123 players submitted a total of 556 species. Most players submitted just 1 species. One player submitted 11. (I disqualified his[1] 11ᵗʰ submission.) 555 species qualified for entry. I expected more players would submit 10 species compared to 8 or 9 in order to max out their submissions but that didn't happen.
The most popular name was Krill, which three separate people submitted. This does not count Yellow Krill, Green Krill, Red Krill, Nano-krill, Fornicacious Krill, Orange-Krill and Orange Krill.
Other duplicate names included Armadillo, Bear, Desert Tortoise, Forest Tribble, Kraken, Trash Panda and Flesh-Eating Clam.
A couple species were placed in the Tundra/Desert without the necessary temperature adaptations. I modified them so they wouldn't instantly die. Other people gave cold/heat adaptations to water-breathing species, which are useless. I left those unaltered.
Speaking of useless adaptations, Weapons + Armor is only useful up to 10. If your Weapons + Armor exceeds 10 the extra armor is useless. 40 submissions (7%) had Weapons + Armor more than 10. I think the idea here was to create big exciting powerful monsters. This is the realm of Dragons, Forest Dragons, Basilisks, Sandworms, White-Whales, Tundrus Rex, Humans, All-eating Leviathans and the so-called "Ultimate Lifeform". I expect[2] none of them will survive to the end.
I tried to render a food web but it didn't work because there were 54,867 connections. I let graphviz run for ten hours before putting it out of its misery.
Stats
One sixth of the entries were venomous. One third had antivenom.
Unlike their number of entries, many players did choose to max out weapons, armor and speed.
Spawning Locations
It makes sense that the ocean is popular because of how much food it supports. I was surprised by how popular the human garbage dump was. The Desert and Tundra were the least popular, presumably due to the temperature hazards.
Foraging
The most common foraging adaptations were algae, seeds and carrion.

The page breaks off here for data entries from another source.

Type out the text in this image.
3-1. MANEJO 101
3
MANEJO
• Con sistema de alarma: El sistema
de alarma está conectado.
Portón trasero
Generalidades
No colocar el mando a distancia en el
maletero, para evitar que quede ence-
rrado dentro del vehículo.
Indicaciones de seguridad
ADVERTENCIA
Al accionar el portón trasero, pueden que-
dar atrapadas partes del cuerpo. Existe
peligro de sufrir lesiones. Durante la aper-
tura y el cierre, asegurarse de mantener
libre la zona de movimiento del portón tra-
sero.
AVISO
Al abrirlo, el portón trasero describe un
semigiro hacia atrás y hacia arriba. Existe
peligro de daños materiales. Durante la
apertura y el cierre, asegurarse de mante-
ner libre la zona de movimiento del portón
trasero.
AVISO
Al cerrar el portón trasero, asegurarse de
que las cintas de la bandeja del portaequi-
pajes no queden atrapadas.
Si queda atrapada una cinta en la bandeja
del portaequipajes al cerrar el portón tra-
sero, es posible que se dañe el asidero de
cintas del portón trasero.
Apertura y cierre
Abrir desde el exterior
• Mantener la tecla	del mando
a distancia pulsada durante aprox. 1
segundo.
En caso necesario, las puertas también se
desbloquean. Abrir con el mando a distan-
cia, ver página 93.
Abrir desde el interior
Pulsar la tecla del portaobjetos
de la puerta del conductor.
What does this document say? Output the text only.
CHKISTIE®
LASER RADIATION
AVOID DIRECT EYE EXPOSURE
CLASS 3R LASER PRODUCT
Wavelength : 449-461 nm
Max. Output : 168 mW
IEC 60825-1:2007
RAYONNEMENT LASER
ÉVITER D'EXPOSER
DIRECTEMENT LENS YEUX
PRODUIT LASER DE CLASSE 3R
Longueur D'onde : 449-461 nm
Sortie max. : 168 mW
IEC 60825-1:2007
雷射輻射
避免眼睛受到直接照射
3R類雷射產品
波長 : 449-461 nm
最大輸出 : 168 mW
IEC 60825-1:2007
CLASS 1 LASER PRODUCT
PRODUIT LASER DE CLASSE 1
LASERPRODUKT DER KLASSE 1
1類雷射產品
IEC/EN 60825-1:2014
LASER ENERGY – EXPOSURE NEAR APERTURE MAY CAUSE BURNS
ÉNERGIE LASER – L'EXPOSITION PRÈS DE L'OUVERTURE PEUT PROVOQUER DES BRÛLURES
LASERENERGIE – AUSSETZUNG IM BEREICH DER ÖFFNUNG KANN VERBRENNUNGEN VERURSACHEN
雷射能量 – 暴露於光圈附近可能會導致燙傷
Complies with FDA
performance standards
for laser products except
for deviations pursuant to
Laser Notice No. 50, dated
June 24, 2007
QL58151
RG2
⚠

- Algae is on top because there is the most algae.
- Seeds were popular because they offers lots of nutrition compared to the digestive adaptation.
- Carrion it is most nutritionally dense option.
Forage or Hunt?
Half of all organisms were pure foragers. Of the rest, the majority had a foraging adaptation. Only a tiny minority were specialized hunters.
Social Media
I promised link to the winners' social media accounts (if they want). Most went with Twitter. Some went with LinkedIn, Tumblr, personal websites and Less Wrong itself. Two picked Instagram.
Lots of great feedback! Here are my tentative thoughts. Please don't construe them as promises.
Gene Format
The genome format is easier for me too. This sounds like the genome format is just the right way to go in the future.
Implementation/Spec
I plan to stick to Hy, but I'll make the versioning clearer in the future. I could have done a better job with setup instructions overall. I think the slowness came from implementation choices. I made an extremely inefficient simulation in order to support forward compatibility with some features I never got around to implementing. I'm optimizing for features, not speed.
Using PCG sounds like an easy change. If that was all there was to it then I wouldn't mind using it for the random numbers. However there's other bits of the code too (like random selection from sets) which might vary from one implementation to another. Making it possible for everyone's simulator to behave exactly the same is a nice-to-have feature that I'm probably not going to implement. I'd rather put that time into creating more adaptations players get the choice of using.
Time
I can avoid the last/first week of a quarter year. That's no problem.
Duration
Extending from one week to two weeks is no problem either. Using the first week for a spec and a sample environment and the second week for the actual parameters sounds excellent. Leaving an explicit 48-hour window for changes sounds good too.
Submission
It's easy for me to accept CSV files. I think the best way to help everyone is to just accept both CSV files and Google Forms.